Europa bleibt bei Innovationen im Bildungssektor im Vergleich zu insbesondere Asien weit zurück. Von der Integration neuer Technologien erwartet sich der Wissenschaftsausschuss bessere Leistungen der Bildungssysteme durch höhere Qualität und gesenkte Kosten. Konkret werden der Ausbau von Technologieinfrastruktur an Schulen und Reformen von Lehr- und Evaluierungsmethoden angesprochen.

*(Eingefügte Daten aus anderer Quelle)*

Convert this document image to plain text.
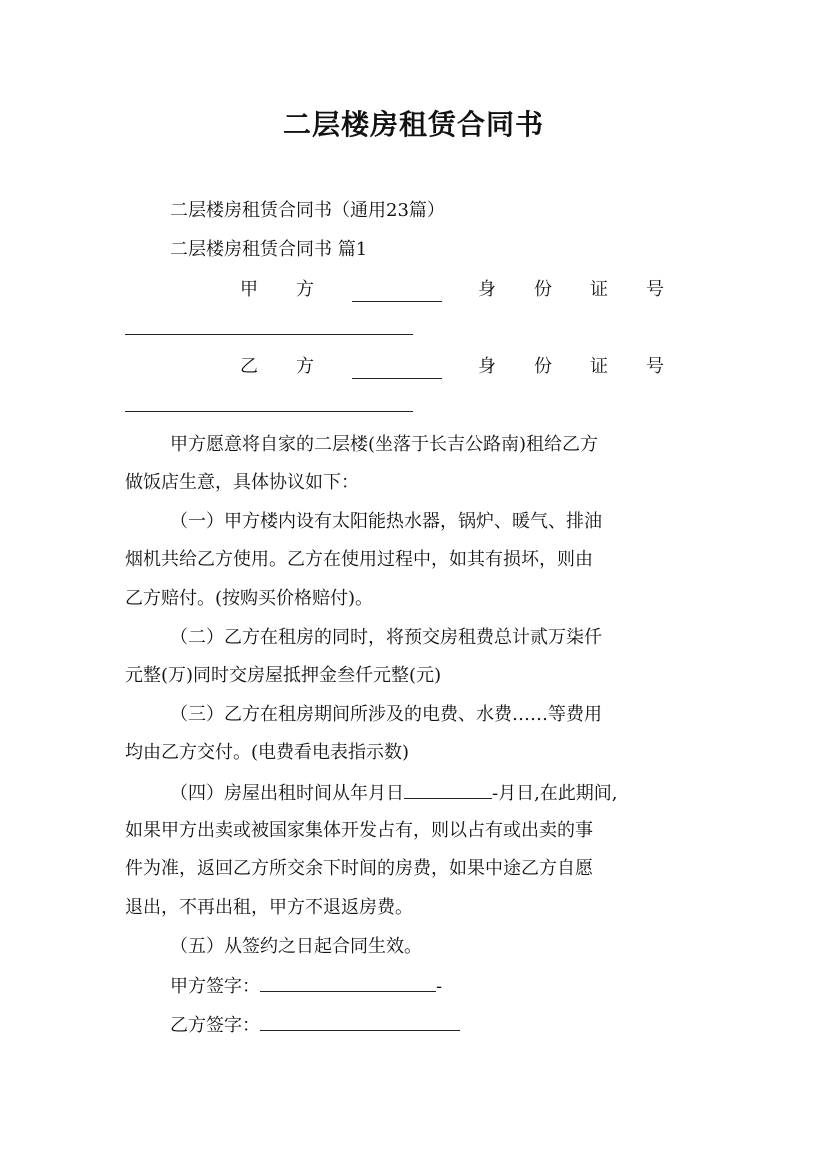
二层楼房租赁合同书
二层楼房租赁合同书（通用23篇）
二层楼房租赁合同书 篇1
甲方	身份证号
乙方	身份证号
甲方愿意将自家的二层楼(坐落于长吉公路南)租给乙方
做饭店生意，具体协议如下：
（一）甲方楼内设有太阳能热水器，锅炉、暖气、排油
烟机共给乙方使用。乙方在使用过程中，如其有损坏，则由
乙方赔付。(按购买价格赔付)。
（二）乙方在租房的同时，将预交房租费总计贰万柒仟
元整(万)同时交房屋抵押金叁仟元整(元)
（三）乙方在租房期间所涉及的电费、水费……等费用
均由乙方交付。(电费看电表指示数)
（四）房屋出租时间从年月日	-月日,在此期间,
如果甲方出卖或被国家集体开发占有，则以占有或出卖的事
件为准，返回乙方所交余下时间的房费，如果中途乙方自愿
退出，不再出租，甲方不退返房费。
（五）从签约之日起合同生效。
甲方签字：	-
乙方签字：
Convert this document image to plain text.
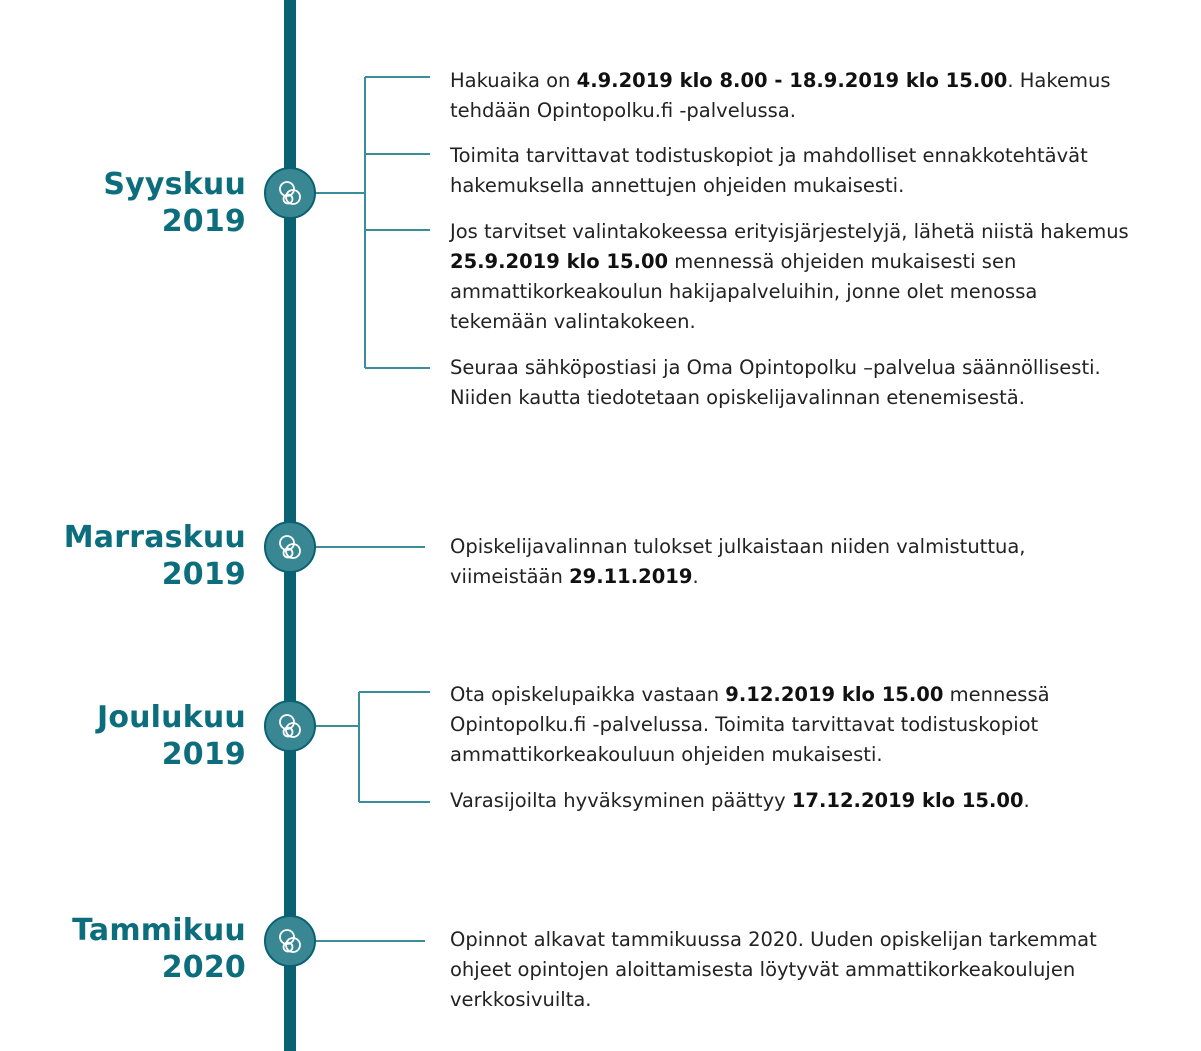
Syyskuu
2019

Hakuaika on 4.9.2019 klo 8.00 - 18.9.2019 klo 15.00. Hakemus tehdään Opintopolku.fi -palvelussa.

Toimita tarvittavat todistuskopiot ja mahdolliset ennakkotehtävät hakemuksella annettujen ohjeiden mukaisesti.

Jos tarvitset valintakokeessa erityisjärjestelyjä, lähetä niistä hakemus 25.9.2019 klo 15.00 mennessä ohjeiden mukaisesti sen ammattikorkeakoulun hakijapalveluihin, jonne olet menossa tekemään valintakokeen.

Seuraa sähköpostiasi ja Oma Opintopolku –palvelua säännöllisesti. Niiden kautta tiedotetaan opiskelijavalinnan etenemisestä.

Marraskuu
2019

Opiskelijavalinnan tulokset julkaistaan niiden valmistuttua, viimeistään 29.11.2019.

Joulukuu
2019

Ota opiskelupaikka vastaan 9.12.2019 klo 15.00 mennessä Opintopolku.fi -palvelussa. Toimita tarvittavat todistuskopiot ammattikorkeakouluun ohjeiden mukaisesti.

Varasijoilta hyväksyminen päättyy 17.12.2019 klo 15.00.

Tammikuu
2020

Opinnot alkavat tammikuussa 2020. Uuden opiskelijan tarkemmat ohjeet opintojen aloittamisesta löytyvät ammattikorkeakoulujen verkkosivuilta.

Rübig betont zudem die Notwendigkeit für kommende Generationen: „Durch verbesserte Bildungssysteme können wir diese zukunftstauglich machen, damit sie die Herausforderungen und Probleme, die wir heute noch nicht kennen, lösen können", so der EU-Parlamentarier.

Der Wissenschaftsausschuss arbeitet eng mit führenden europäischen und internationalen Forschungseinrichtungen zusammen und befasst sich mit den technologischen und wissenschaftlichen Herausforderungen der Zukunft.